È MORTO PAOLO ROSSI: IL CALCIO E L'ITALIA PIANGONO IL SIMBOLO DELLA NAZIONALE MONDIALE DEL 1982
L'ex attaccante nel 1982 fu capocannoniere del Mondiale vinto dagli Azzurri di Bearzot e vinse anche il Pallone d'oro. Morto a 64 anni per un male incurabile
Una notizia terribile, nel cuore della notte. Che sconvolge il mondo del calcio, italiano e mondiale. E gli italiani tutti insieme. A 64 anni è morto Paolo Rossi, sconfitto da un male inesorabile, l'eroe dell'Italia campione del mondo del 1982, quella che battè il Brasile di Zico, l'Argentina di Maradona, la Polonia di Boniek e in finale la Germania di Rummenigge. L'Italia di Zoff e Bearzot. Il protagonista principale fu Pablito, che veniva dalla squalifica per calcio scommesse e dopo un brutto inizio di Mondiale, decollò e con lui l'Italia di Collovati e del giovane Bergomi, di Tardelli che diventerà l'uomo dell'urlo e di Gentile attaccato ai pantaloncini di Diego, di Antognoni e del fantastico Bruno Conti.
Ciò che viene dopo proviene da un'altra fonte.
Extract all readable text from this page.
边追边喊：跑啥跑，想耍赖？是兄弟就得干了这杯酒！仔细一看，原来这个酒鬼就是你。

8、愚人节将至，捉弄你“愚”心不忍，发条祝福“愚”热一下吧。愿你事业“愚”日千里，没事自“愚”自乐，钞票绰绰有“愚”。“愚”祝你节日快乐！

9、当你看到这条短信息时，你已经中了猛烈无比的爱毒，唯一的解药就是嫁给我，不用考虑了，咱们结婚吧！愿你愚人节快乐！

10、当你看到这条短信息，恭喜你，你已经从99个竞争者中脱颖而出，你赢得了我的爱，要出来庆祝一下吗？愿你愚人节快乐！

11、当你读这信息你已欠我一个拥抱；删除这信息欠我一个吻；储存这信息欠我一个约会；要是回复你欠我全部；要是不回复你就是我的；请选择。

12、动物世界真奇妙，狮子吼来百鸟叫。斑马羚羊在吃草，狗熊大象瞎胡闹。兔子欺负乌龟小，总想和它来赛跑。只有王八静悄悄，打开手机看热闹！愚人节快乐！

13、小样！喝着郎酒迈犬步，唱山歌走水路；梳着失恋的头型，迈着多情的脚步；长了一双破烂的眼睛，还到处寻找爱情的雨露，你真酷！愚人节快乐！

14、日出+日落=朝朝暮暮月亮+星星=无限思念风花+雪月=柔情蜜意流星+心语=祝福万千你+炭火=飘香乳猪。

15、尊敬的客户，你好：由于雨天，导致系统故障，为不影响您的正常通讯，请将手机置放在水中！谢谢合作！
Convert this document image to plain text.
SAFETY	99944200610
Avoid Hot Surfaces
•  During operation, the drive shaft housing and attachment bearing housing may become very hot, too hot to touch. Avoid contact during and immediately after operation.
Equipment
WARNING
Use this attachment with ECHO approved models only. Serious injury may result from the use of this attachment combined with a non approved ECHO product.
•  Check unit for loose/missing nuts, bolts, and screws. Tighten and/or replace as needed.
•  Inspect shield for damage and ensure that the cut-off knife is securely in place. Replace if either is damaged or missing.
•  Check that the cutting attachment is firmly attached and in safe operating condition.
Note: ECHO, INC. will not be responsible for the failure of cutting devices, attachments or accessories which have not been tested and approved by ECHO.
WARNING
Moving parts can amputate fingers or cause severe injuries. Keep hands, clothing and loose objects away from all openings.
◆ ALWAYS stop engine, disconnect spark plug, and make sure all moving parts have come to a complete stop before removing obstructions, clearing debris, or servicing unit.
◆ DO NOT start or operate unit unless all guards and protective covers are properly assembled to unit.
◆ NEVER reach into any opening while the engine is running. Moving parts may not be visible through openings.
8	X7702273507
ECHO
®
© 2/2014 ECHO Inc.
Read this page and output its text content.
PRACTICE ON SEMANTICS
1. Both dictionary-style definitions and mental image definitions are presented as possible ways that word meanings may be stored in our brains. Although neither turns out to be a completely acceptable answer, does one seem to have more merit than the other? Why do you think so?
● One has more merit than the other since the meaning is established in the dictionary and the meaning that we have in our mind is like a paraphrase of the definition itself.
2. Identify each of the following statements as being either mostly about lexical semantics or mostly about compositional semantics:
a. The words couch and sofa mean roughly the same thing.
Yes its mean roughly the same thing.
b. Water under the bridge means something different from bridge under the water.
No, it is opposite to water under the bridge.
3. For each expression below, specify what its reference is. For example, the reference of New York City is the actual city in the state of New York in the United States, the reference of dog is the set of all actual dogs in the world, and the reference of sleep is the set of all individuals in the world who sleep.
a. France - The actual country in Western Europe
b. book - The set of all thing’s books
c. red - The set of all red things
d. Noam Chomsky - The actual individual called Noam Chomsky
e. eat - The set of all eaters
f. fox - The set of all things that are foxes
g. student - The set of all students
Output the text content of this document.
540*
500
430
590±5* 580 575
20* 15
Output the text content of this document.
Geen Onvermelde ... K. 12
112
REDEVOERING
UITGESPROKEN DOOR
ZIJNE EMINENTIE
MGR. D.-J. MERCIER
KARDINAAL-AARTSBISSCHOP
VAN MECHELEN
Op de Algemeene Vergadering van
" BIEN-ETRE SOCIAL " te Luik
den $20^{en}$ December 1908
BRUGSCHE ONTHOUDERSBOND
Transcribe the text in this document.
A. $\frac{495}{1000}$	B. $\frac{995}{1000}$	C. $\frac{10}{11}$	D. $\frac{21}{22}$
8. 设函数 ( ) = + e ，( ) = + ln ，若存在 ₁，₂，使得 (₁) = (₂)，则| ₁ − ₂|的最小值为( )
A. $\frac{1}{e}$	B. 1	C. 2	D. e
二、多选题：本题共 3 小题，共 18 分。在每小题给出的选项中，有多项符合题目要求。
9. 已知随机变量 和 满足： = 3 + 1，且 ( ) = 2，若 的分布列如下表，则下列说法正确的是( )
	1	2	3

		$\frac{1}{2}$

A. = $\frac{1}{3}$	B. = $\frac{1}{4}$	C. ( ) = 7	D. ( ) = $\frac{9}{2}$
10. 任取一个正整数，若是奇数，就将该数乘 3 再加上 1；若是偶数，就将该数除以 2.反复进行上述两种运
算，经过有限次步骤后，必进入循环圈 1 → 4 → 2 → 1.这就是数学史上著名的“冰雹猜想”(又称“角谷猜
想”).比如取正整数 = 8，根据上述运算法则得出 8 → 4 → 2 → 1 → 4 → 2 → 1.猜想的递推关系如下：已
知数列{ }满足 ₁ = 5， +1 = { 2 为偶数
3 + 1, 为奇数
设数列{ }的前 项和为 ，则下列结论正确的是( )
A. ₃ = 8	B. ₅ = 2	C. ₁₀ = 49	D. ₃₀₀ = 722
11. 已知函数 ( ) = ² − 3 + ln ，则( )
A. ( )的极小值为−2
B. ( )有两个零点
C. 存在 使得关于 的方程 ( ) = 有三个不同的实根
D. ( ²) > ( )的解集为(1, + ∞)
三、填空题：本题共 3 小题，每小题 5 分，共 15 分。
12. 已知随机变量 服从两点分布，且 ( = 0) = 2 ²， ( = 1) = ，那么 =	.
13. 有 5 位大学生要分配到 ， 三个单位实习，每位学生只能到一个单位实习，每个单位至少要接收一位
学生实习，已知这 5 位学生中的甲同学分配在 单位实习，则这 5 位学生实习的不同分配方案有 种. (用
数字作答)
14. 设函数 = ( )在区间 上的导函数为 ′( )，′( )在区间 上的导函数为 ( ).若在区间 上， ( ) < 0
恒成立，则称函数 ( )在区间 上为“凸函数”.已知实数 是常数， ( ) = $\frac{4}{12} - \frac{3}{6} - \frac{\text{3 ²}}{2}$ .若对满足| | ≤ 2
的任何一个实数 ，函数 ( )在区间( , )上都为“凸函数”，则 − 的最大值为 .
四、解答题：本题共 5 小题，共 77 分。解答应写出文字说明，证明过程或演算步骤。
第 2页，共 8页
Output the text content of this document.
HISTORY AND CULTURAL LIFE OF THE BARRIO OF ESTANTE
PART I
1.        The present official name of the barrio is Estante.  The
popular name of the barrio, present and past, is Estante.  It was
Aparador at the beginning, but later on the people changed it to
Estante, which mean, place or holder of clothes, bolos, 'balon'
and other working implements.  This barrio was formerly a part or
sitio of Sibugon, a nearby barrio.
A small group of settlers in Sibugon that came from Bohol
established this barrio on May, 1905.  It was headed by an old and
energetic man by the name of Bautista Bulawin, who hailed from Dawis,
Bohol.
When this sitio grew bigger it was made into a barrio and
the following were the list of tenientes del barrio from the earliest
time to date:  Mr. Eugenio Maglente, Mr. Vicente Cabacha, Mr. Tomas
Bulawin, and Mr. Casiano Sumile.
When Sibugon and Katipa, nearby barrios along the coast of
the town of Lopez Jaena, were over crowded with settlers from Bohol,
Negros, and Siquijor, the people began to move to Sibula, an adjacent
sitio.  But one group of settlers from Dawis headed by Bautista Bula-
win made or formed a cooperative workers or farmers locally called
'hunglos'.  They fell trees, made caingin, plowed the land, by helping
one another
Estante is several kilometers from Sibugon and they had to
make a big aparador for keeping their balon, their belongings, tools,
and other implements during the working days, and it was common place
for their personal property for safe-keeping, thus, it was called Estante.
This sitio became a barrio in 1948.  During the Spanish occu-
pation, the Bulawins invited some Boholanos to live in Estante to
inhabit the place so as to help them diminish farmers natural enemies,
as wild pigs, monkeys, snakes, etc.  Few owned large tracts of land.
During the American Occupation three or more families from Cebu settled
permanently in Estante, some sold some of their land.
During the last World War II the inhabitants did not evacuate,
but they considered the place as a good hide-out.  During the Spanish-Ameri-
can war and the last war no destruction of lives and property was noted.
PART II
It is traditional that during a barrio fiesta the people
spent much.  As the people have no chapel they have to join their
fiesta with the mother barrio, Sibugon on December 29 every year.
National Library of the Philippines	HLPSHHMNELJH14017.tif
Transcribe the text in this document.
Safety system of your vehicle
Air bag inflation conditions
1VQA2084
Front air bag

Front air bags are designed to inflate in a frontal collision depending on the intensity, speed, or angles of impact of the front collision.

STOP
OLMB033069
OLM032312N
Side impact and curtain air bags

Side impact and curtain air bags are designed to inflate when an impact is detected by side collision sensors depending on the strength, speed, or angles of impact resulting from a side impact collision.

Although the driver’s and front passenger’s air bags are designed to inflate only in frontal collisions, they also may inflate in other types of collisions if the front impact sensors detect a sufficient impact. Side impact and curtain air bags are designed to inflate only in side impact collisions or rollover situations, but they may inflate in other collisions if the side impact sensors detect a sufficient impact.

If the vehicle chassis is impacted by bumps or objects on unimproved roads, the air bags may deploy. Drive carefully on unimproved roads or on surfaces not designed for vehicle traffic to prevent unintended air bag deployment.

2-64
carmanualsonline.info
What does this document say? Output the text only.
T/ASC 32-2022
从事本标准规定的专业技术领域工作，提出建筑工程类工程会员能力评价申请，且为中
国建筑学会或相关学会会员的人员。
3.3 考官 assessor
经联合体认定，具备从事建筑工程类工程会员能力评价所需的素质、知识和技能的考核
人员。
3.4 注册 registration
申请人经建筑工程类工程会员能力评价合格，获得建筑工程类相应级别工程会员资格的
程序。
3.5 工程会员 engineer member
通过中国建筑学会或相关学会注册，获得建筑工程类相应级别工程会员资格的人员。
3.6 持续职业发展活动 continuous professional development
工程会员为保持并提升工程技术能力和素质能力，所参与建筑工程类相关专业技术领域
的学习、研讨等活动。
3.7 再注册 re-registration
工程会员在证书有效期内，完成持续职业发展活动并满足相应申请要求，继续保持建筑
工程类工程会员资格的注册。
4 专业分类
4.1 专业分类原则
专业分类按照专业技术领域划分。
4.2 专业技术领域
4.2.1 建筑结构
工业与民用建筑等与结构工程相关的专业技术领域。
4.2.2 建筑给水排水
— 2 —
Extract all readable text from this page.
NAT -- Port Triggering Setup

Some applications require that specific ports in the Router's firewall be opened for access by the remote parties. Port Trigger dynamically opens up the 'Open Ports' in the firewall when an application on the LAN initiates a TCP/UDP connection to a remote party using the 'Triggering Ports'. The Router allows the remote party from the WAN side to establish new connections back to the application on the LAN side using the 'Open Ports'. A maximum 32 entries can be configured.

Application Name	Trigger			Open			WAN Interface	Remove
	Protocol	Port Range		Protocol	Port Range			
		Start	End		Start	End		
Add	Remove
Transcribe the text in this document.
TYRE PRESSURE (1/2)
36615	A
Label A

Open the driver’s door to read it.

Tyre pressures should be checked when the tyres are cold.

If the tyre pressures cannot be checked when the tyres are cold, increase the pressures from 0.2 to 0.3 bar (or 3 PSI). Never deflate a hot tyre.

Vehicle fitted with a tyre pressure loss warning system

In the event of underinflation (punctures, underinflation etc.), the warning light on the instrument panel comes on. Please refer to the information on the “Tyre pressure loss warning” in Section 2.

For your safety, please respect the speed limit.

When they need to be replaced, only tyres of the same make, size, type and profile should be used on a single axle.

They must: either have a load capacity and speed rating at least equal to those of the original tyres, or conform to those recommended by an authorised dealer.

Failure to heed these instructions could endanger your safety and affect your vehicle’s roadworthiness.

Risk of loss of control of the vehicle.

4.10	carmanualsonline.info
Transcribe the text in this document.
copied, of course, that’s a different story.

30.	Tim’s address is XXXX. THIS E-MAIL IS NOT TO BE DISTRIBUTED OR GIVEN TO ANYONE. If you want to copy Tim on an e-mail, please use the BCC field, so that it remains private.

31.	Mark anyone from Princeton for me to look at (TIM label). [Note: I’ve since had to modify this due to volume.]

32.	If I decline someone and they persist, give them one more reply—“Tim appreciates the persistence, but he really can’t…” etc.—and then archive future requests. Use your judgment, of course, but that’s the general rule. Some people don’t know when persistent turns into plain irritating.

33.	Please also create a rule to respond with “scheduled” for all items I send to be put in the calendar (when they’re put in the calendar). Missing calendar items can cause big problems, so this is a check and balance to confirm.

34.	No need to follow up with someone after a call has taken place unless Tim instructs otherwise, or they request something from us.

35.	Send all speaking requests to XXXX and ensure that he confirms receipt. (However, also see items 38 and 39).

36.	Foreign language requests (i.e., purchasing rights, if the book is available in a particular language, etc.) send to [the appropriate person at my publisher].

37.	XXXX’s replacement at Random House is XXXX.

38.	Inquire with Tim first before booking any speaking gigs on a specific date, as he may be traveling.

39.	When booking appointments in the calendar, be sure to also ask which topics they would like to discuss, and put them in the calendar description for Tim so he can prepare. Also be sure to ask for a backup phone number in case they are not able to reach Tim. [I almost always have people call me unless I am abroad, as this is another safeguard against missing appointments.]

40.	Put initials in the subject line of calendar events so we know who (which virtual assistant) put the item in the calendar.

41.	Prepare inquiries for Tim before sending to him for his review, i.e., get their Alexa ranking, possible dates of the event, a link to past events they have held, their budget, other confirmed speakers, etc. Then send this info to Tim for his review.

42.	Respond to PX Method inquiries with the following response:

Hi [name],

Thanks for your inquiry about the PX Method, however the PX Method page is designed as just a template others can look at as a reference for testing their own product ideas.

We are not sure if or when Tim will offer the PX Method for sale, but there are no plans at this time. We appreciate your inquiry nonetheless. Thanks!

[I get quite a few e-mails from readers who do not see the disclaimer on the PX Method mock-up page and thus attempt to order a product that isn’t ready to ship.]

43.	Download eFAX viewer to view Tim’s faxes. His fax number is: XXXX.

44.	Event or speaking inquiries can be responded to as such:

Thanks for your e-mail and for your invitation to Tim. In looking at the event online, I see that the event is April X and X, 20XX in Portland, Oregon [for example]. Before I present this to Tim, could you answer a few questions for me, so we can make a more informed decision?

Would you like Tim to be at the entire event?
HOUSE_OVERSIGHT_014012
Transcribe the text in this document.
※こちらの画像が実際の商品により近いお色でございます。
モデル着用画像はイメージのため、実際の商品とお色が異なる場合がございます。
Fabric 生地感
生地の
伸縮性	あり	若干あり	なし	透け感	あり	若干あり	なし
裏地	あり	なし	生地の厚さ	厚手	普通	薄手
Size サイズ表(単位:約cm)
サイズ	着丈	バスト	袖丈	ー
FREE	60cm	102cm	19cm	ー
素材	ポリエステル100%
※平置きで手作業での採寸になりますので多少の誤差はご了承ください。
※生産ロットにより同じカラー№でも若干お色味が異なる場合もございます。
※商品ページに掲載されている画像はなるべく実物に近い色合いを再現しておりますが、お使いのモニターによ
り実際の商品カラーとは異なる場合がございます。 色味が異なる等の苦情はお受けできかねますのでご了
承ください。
CHE ANNO, IL 1982... - In quella estate del 1982 l'Italia intera scese in piazza per far festa, a Madrid per la finale volò anche il presidente Pertini, esultante in tribuna al fianco del re di Spagna. Paolo Rossi era un centravanti da area di rigore che viveva per il gol. Esplose nel Vicenza, passò al Perugia e poi alla Juventus per i suoi anni migliori. In nazionale fu il simbolo dell'Italia di Bearzot e alla fine di quella magica cavalcata vinse il Pallone d'Oro. Tre gol al Brasile, due alla Polonia, uno alla Germania in finale e così l'Italia conquistò il terzo titolo di campione del mondo. Dopo la Juve andò al Milan prima di chiudere la carriera a Verona. Insieme a Baggio e Vieri detiene il record di gol azzurro ai Mondali con 9, è stato il primo giocatore, poi eguagliato da Ronaldo, a vincere nelle stesso anno il Mondiale, il titolo di capocannoniere e il Pallone d'oro. Con la Juve ha vinto due scudetti, una coppa delle coppe, una Supercoppa Uefa e una Coppa dei Campioni, con il Vicenza un campionato di serie B nel quale fu capocannoniere. Conclusa la carriera di calciatore è stato a lungo opinionista per Mediaset e la Rai. Lascia la moglie, Federica, e tre figli: Sofia Elena, Maria Vittoria e Alessandro.
Mimmo Cugini




Dal sito www.gazzetta.it
10 dicembre 2020

SCALTRO E CON IL GOL NEL SANGUE: DA PRATO AL TETTO DEL MONDO CON BONIPERTI E BEARZOT
Il c.t del 1982 e l'allora presidente della Juve hanno creduto in Pablito anche dopo la squalifica di due anni per lo scandalo scommesse che lo aveva sfiorato. Nel dopo-calcio, è stato un apprezzato commentatore
Un dolore alla schiena, gli accertamenti diagnostici. In questi casi si pensa a una protrusione discale, un'ernia, nulla di irrimediabile. Poi il verdetto terribile: tumore ai polmoni. Paolo Rossi, il nostro Pablito di Argentina '78 e Spagna '82, se ne è andato così, in poco tempo, portato via da un male cattivo e infido. I colleghi della Rai, la tv per cui faceva l'opinionista, gli sono stati vicini. Gli hanno mandato video motivazionali per sostenerlo nella battaglia. Purtroppo questo 2020 non dà tregua. Due settimane dopo Diego Maradona, addio anche a Rossi. Una sequenza terribile, prima il re indiscusso di Messico '86, poi l'uomo copertina del Mundial di Spagna '82.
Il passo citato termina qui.